The consultation is proposing to:
- apply sustainability criteria to solid, liquid and gaseous biomass for all installations, using a set of criteria mirroring one of the UK policies which already applies these standards, ensuring a more consistent approach to biomass between the UK ETS and the relevant biomass policies in each sector. They are seeking views on which set of criteria to apply, as different criteria are applied in different policy areas.
- require that installations and combustion units which generate energy (power, heat, etc.) solely through biomass combustion exclusively burn biomass which adheres to the relevant sustainability criteria if they want to be exempt from the UK ETS. Otherwise there would be an asymmetry between policy applied to biomass-only installations and installations which separately burn both biomass and fossil fuels.
- require the sustainability criteria to be applicable to HSEs for the purpose of (a) assessing eligibility to be a HSE in the second allocation period, (b) calculating of emissions targets and (c) determining whether an installation’s reportable emissions exceed the emissions targets. An emissions factor of zero would also only apply to biomass that meets the sustainability criteria.
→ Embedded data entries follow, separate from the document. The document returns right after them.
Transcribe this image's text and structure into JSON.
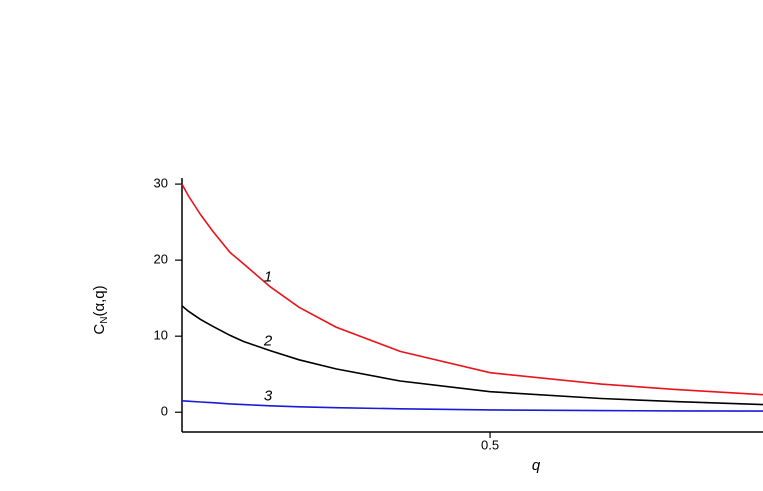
{
  "chart_data": {
    "type": "line",
    "xlabel": "q",
    "ylabel": {
      "main": "C",
      "sub": "N",
      "rest": "(α,q)"
    },
    "x": [
      0,
      0.01,
      0.03,
      0.05,
      0.078,
      0.1,
      0.143,
      0.19,
      0.25,
      0.354,
      0.5,
      0.68,
      0.8,
      0.943
    ],
    "series": [
      {
        "name": "1",
        "color": "#e8141b",
        "values": [
          30,
          28.5,
          26,
          23.8,
          21,
          19.5,
          16.5,
          13.8,
          11.2,
          8,
          5.2,
          3.7,
          3.0,
          2.3
        ]
      },
      {
        "name": "2",
        "color": "#000000",
        "values": [
          14,
          13.3,
          12.2,
          11.3,
          10.1,
          9.3,
          8.1,
          6.9,
          5.7,
          4.1,
          2.7,
          1.8,
          1.4,
          1.0
        ]
      },
      {
        "name": "3",
        "color": "#1a1ad8",
        "values": [
          1.5,
          1.45,
          1.35,
          1.25,
          1.1,
          1.0,
          0.85,
          0.72,
          0.6,
          0.45,
          0.3,
          0.22,
          0.18,
          0.15
        ]
      }
    ],
    "xlim": [
      0,
      0.943
    ],
    "xticks": [
      0.5
    ],
    "ylim": [
      -2.6,
      30.8
    ],
    "yticks": [
      0,
      10,
      20,
      30
    ]
  }
}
This change would come into effect from the start of the second allocation period.
Who the changes will affect
This will affect energy intensive industries and power generators that burn solid and gaseous biomass. If the proposals are implemented, they will have to surrender allowances for their emissions under the UK ETS, unless the biomass meets the sustainability criteria.
Producers of gaseous biomass (i.e. AD plants) that supply it direct to combustion plants will have to prove that it meets the sustainability criteria, otherwise those combustion plants will be subject to the UK ETS. If the AD plants are supplying gas to the grid and entering into gas purchase agreements with gas offtakers, the offtakers may start to impose sustainability criteria in the contracts, as their ultimate customers (AD combustion plants) will need to prove that the gas they are burning was generated sustainably.
In practice, this should not cause too much of an issue as most AD plants rely on some kind of government support such as the Non-Domestic RHI or its replacement the Green Gas Support Scheme, which impose sustainability criteria. As long as the UK ETS sustainability criteria mirror these, there should not be much extra compliance involved. We will have to see what the outcome of the consultation is on this.
There will be more of a burden on HSEs as they will have to prove the sustainability of the biomass they are using. HSEs should start to think about varying their biomass contracts to take account of this.